Now and then, something sneaks out in to open-source that serves as a good chance to remind everyone again; we do not own the electromagnetic spectrum; satellites are fair game.
You can add to the list; when you talk on your neighbor's phone - assume he is listening in. Via Wired's Noah@Danger Room.
The Pentagon is so starved for bandwidth that it’s paying a Chinese satellite firm to help it communicate and share data.... and in wartime you will get all that additional bandwidth (in addition to what you are already using), from whom exactly?
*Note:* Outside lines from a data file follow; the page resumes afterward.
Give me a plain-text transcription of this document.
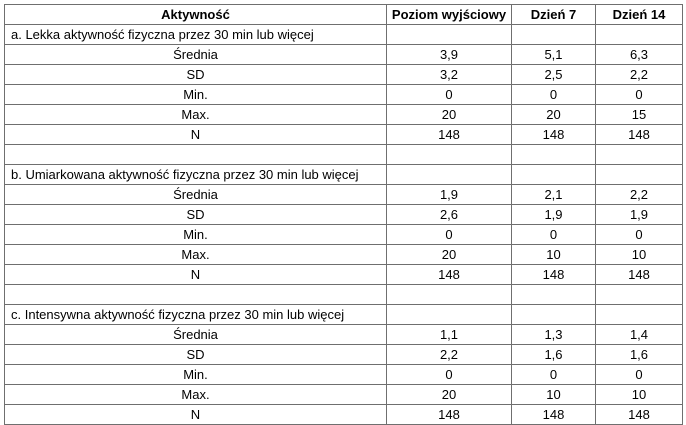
Aktywność	Poziom wyjściowy	Dzień 7	Dzień 14
a. Lekka aktywność fizyczna przez 30 min lub więcej			
Średnia	3,9	5,1	6,3
SD	3,2	2,5	2,2
Min.	0	0	0
Max.	20	20	15
N	148	148	148

b. Umiarkowana aktywność fizyczna przez 30 min lub więcej			
Średnia	1,9	2,1	2,2
SD	2,6	1,9	1,9
Min.	0	0	0
Max.	20	10	10
N	148	148	148

c. Intensywna aktywność fizyczna przez 30 min lub więcej			
Średnia	1,1	1,3	1,4
SD	2,2	1,6	1,6
Min.	0	0	0
Max.	20	10	10
N	148	148	148
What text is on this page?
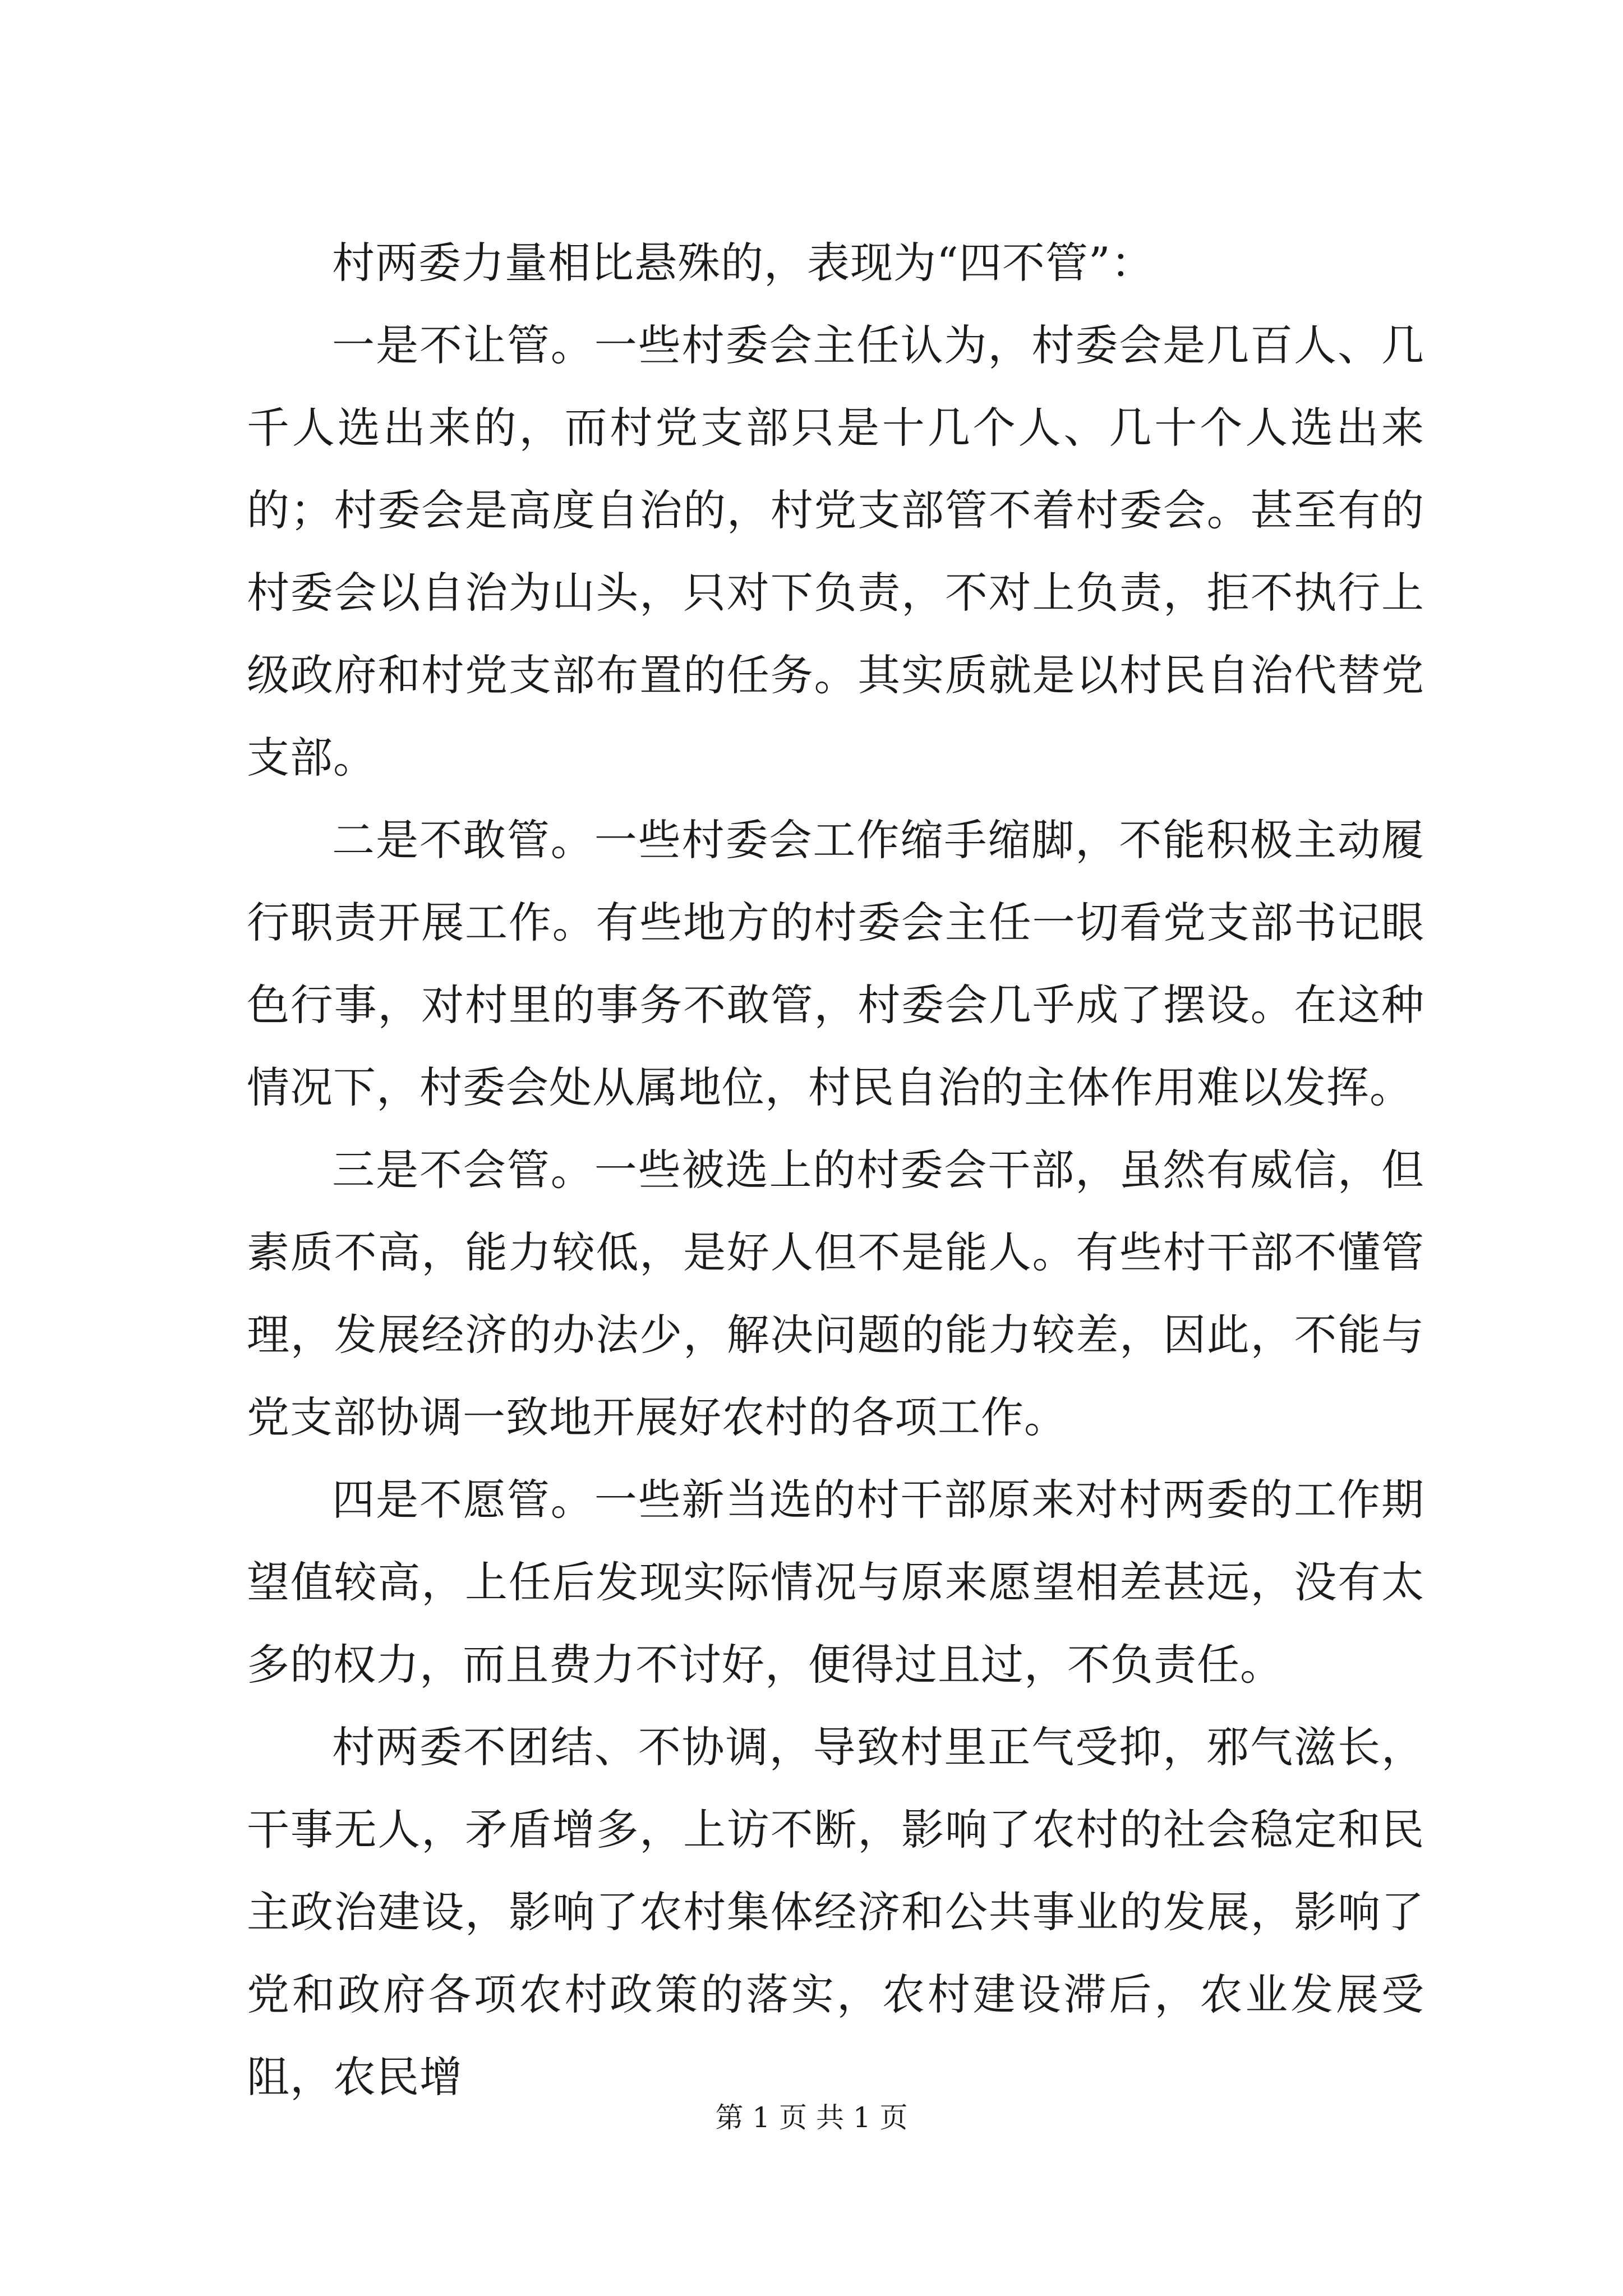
村两委力量相比悬殊的，表现为“四不管”：

一是不让管。一些村委会主任认为，村委会是几百人、几千人选出来的，而村党支部只是十几个人、几十个人选出来的；村委会是高度自治的，村党支部管不着村委会。甚至有的村委会以自治为山头，只对下负责，不对上负责，拒不执行上级政府和村党支部布置的任务。其实质就是以村民自治代替党支部。

二是不敢管。一些村委会工作缩手缩脚，不能积极主动履行职责开展工作。有些地方的村委会主任一切看党支部书记眼色行事，对村里的事务不敢管，村委会几乎成了摆设。在这种情况下，村委会处从属地位，村民自治的主体作用难以发挥。

三是不会管。一些被选上的村委会干部，虽然有威信，但素质不高，能力较低，是好人但不是能人。有些村干部不懂管理，发展经济的办法少，解决问题的能力较差，因此，不能与党支部协调一致地开展好农村的各项工作。

四是不愿管。一些新当选的村干部原来对村两委的工作期望值较高，上任后发现实际情况与原来愿望相差甚远，没有太多的权力，而且费力不讨好，便得过且过，不负责任。

村两委不团结、不协调，导致村里正气受抑，邪气滋长，干事无人，矛盾增多，上访不断，影响了农村的社会稳定和民主政治建设，影响了农村集体经济和公共事业的发展，影响了党和政府各项农村政策的落实，农村建设滞后，农业发展受阻，农民增

第 1 页 共 1 页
U.S. troops operating on the African continent are now using the recently-launched Apstar-7 satellite to keep in touch and share information. And the $10 million, one-year deal lease — publicly unveiled late last week during an ordinarily-sleepy Capitol Hill subcommittee hearing — has put American politicians and policy-makers in bit of a bind.
...
“That bandwidth was available only on a Chinese satellite,” Deputy Assistant Secretary of Defense for Space Policy Doug Loverro told a House Armed Services Committee panel, in remarks first reported by InsideDefense.com. “We recognize that there is concerns across the community on the usage of Chinese satellites to support our warfighter. And yet, we also recognize that our warfighters need support, and sometimes we must go to the only place that we can get it from.”